Les banques conseils avaient évalué en amont les synergies financières de l’opération à une dizaine de millions d’euros sur cinq ans. Dès la première année, la renégociation de la dette de Corio a permis de réaliser un montant d’économies cinq fois plus important. Ce niveau n’aurait jamais été atteint sans la préservation de la notation de crédit de Klépierre, relevée un an auparavant de BBB+ à A- par S&P.

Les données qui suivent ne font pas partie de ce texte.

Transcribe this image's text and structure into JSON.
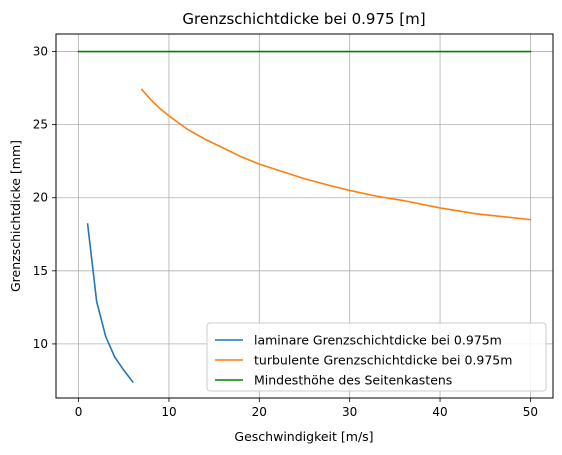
{
  "chart_data": {
    "type": "line",
    "title": "Grenzschichtdicke bei 0.975 [m]",
    "xlabel": "Geschwindigkeit [m/s]",
    "ylabel": "Grenzschichtdicke [mm]",
    "xlim": [
      -2.5,
      52.5
    ],
    "ylim": [
      6.3,
      31.2
    ],
    "x_ticks": [
      0,
      10,
      20,
      30,
      40,
      50
    ],
    "y_ticks": [
      10,
      15,
      20,
      25,
      30
    ],
    "grid": true,
    "legend_position": "lower-right",
    "series": [
      {
        "name": "laminare Grenzschichtdicke bei 0.975m",
        "color": "#1f77b4",
        "x": [
          1,
          2,
          3,
          4,
          5,
          6
        ],
        "y": [
          18.2,
          12.9,
          10.5,
          9.1,
          8.2,
          7.4
        ]
      },
      {
        "name": "turbulente Grenzschichtdicke bei 0.975m",
        "color": "#ff7f0e",
        "x": [
          7,
          8,
          9,
          10,
          12,
          14,
          16,
          18,
          20,
          22,
          25,
          28,
          30,
          33,
          36,
          40,
          44,
          47,
          50
        ],
        "y": [
          27.4,
          26.7,
          26.1,
          25.6,
          24.7,
          24.0,
          23.4,
          22.8,
          22.3,
          21.9,
          21.3,
          20.8,
          20.5,
          20.1,
          19.8,
          19.3,
          18.9,
          18.7,
          18.5
        ]
      },
      {
        "name": "Mindesthöhe des Seitenkastens",
        "color": "#008000",
        "x": [
          0,
          50
        ],
        "y": [
          30,
          30
        ]
      }
    ]
  }
}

Dans les semaines qui ont suivi le dépôt de l’offre, les équipes ont passé en revue les actifs pour déterminer ce qu’il fallait céder ou non, avant de présenter la stratégie à S&P. Il s’agissait de rassurer les analystes sur la qualité du portefeuille ainsi que sur la capacité d’intégration de Klépierre. En effet, l’agence de notation avait décidé de placer le rating de Klépierre sous surveillance négative, s’inquiétant d’éventuels risques d’exécution liés à la fusion.

Les autres questions à traiter en priorité concernaient le statut fiscal du groupe, l’impact d’un changement de contrôle sur la dette de Corio et l’impact de la fusion sur l’ensemble des financements du nouveau groupe. Les équipes de trésorerie ont dressé la liste des waivers à renégocier sur la dette de Corio. L’arrêt du programme de billets de trésorerie de Corio nécessitait également de refinancer les tirages en cours.

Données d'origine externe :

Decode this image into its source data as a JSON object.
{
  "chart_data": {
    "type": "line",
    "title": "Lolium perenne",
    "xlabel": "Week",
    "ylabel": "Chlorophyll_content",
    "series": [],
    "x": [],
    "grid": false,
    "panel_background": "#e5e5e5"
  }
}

Les discussions avec les prêteurs se sont engagées dans un climat d’échanges constructifs. Les banques n’ont pas fait obstruction à l’opération, comprenant la logique positive de cette dernière – à une exception près. Une institution de premier plan a voulu tirer parti de la situation en réclamant des commissions déconnectées de la réalité ! Durant cette phase de négociation critique, le soutien mutuel des équipes de Klépierre et de Corio s’est révélé déterminant.

Comment s’est opéré le regroupement des équipes de trésorerie ?
Le choix du statut français de société d’investissement immobilier cotée (SIIC) pour la forme juridique de la nouvelle entité a permis de clarifier rapidement le modèle opérationnel (Target Operating Model) et la localisation de la trésorerie du groupe. Paris reste le centre de décision.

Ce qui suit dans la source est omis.